Rising CO₂ Is Making Food Less Nutritious, Study Finds
Rising levels of atmospheric carbon dioxide are altering the nutritional makeup of food, according to new research that adds a subtle but far-reaching dimension to the climate challenge. The study finds that higher CO₂ concentrations stimulate plant growth in ways that increase carbohydrate content—making foods more calorific—while simultaneously reducing levels of essential nutrients such as protein, iron, zinc, and certain vitamins.
Researchers examined staple crops including wheat, rice, and legumes, which form the dietary foundation for billions of people worldwide. While plants exposed to elevated CO₂ often grow faster and larger, the dilution effect reduces their nutritional density. In practical terms, this means people may need to consume more food to obtain the same nutritional value, a shift that carries implications for global health, especially in regions already vulnerable to malnutrition.

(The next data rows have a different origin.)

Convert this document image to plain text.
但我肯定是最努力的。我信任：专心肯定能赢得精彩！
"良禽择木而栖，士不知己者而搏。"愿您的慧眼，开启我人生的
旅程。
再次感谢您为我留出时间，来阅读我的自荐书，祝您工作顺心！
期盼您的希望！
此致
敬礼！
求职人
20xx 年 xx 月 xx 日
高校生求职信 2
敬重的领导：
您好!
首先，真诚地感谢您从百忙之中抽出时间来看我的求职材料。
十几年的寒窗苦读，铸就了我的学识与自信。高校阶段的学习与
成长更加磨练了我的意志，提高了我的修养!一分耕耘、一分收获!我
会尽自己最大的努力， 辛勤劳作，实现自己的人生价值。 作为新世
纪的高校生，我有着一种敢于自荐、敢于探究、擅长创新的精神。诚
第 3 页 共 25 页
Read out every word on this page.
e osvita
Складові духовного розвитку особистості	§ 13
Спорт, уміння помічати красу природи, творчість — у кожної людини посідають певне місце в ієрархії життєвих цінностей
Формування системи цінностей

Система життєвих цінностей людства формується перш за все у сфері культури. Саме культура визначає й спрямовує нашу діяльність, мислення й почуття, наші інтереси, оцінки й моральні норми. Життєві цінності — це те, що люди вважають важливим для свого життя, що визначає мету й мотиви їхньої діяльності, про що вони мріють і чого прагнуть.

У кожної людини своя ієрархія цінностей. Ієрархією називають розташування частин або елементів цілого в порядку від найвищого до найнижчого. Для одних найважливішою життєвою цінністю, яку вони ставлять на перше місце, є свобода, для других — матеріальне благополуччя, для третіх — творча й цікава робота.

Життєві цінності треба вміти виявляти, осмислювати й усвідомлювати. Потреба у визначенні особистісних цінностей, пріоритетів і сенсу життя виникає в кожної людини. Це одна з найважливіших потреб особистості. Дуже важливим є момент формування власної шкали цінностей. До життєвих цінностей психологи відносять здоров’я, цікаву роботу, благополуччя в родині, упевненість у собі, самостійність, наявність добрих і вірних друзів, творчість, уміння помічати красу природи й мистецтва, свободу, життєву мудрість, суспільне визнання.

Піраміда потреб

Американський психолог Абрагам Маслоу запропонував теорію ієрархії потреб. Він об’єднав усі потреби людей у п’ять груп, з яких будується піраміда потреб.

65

The findings suggest that climate change is not only a question of yields and extreme weather, but also of food quality. As carbon dioxide levels continue to rise, the nutritional degradation of crops could place additional strain on healthcare systems, exacerbate inequality, and complicate efforts to ensure long-term food security.
The study underscores the need for a broader view of climate risk—one that accounts not just for environmental and economic impacts, but also for the less visible changes affecting human health and resilience over time.